Add surplus variables $s_1,s_2,s_3$ into the LP.
\begin{array}{rrrrrll}
\min & Z= & 8x & +10y & + 25z & & \\
\text{s.t.} & & 2x & & + 2z & - s_1 & = 60 \\
& & 2x & +4y & + 5z & - s_2 & = 70 \\
& & & 3y & + z & - s_3 & = 27
\end{array}
$$x,y,z,s_1,s_2,s_3 \ge 0$$
Initially, we have $s_1,s_2,s_3$ as basic variables. Multiplying the
above three equations by $-1$ gives basic matrix $I_3$, but
$s_1,s_2,s_3$ are all negative, so it's a basic infeasible solution.

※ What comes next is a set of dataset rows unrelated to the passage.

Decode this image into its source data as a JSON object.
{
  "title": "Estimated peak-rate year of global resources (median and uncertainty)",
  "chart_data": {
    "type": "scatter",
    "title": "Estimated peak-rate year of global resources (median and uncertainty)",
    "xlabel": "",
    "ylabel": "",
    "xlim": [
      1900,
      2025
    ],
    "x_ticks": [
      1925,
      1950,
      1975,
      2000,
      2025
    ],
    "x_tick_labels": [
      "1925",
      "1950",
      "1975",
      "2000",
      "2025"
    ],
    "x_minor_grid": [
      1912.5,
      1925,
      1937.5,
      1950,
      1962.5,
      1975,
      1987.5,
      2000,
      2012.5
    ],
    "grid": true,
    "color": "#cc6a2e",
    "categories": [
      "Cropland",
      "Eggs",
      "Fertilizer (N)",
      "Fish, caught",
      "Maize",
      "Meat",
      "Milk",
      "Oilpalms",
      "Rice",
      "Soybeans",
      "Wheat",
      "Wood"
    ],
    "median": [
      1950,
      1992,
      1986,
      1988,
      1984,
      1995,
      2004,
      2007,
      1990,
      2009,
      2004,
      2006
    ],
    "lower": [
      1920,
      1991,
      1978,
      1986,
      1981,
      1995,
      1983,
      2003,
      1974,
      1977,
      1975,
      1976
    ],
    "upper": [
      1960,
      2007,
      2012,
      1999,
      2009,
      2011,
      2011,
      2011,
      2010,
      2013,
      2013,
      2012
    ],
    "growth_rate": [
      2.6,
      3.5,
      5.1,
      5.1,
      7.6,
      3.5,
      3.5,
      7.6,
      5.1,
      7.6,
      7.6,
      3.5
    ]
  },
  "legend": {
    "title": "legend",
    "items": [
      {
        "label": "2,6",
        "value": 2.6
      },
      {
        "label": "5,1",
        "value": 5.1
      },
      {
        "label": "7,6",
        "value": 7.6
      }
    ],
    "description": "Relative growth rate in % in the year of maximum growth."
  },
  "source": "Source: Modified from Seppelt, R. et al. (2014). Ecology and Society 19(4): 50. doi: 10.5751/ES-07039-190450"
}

To find a BFS (basic feasible solution), you need the revised simplex
method. In the intial simplex tableau below, we transform $\min Z$ to
$\max Z = -8x - 10y - 25z$ without changing any constraints. (I note $x,y,z$ as $x_1,x_2,x_3$ respectively.)
\begin{array}{rrrrrrr|r}
& x_1 & x_2 & x_3 & s_1 & s_2 & s_3 & \\ \hline
s_1 & -2 & 0 & -2 & 1 & 0 & 0 & -60 \\
s_2 & -2 & -4 & -5 & 0 & 1 & 0 & -70 \\
s_3 & 0 & -3 & -1 & 0 & 0 & 1 & -27 \\ \hline
& 8 & 10 & 25 & 0 & 0 & 0 & 0 \\
\end{array}
Using the two-phase method or the big-M method to find a basic
feasible solution is much slower than the dual simplex method.
\begin{array}{rrrrrrr|r}
& x_1 & x_2 & x_3 & s_1 & s_2 & s_3 & \\ \hline
s_1 & -2 & 0 & -2 & 1 & 0 & 0 & -60 \\
s_2 & -2 & -4^* & -5 & 0 & 1 & 0 & -70 \\
s_3 & 0 & -3 & -1 & 0 & 0 & 1 & -27 \\ \hline
& 8 & 10 & 25 & 0 & 0 & 0 & 0 \\ \hline\hline
s_1 & -2^* & 0 & -2 & 1 & 0 & 0 & -60 \\
x_2 & 1/2 & 1 & 5/4 & 0 & -1/4 & 0 & 35/2 \\
s_3 & 3/2 & 0 & 11/4 & 0 & -3/4 & 1 & 51/2 \\ \hline
& 3 & 0 & 25/2 & 0 & 5/2 & 0 & -175 \\ \hline\hline
x_1 & 1 & 0 & 1 & -1/2 & 0 & 0 & 30 \\
x_2 & 0 & 1 & 3/4 & 1/4 & -1/4 & 0 & 5/2 \\
s_3 & 0 & 0 & 5/4 & 3/4 & -3/4^* & 1 & -39/2 \\ \hline
& 0 & 0 & 19/2 & 3/2 & 5/2 & 0 & -265 \\ \hline\hline
x_1 & 1 & 0 & 1 & -1/2 & 0 & 0 & 30 \\
x_2 & 0 & 1 & 1/3 & 0 & 0 & -1/3 & 9 \\
s_2 & 0 & 0 & -5/3 & -1 & 1 & -4/3 & 26 \\ \hline
& 0 & 0 & 41/3 & 4 & 0 & 10/3 & -330
\end{array}
Therefore, the optimal solution is $(x^*,y^*,z^*)=(30,9,0)$.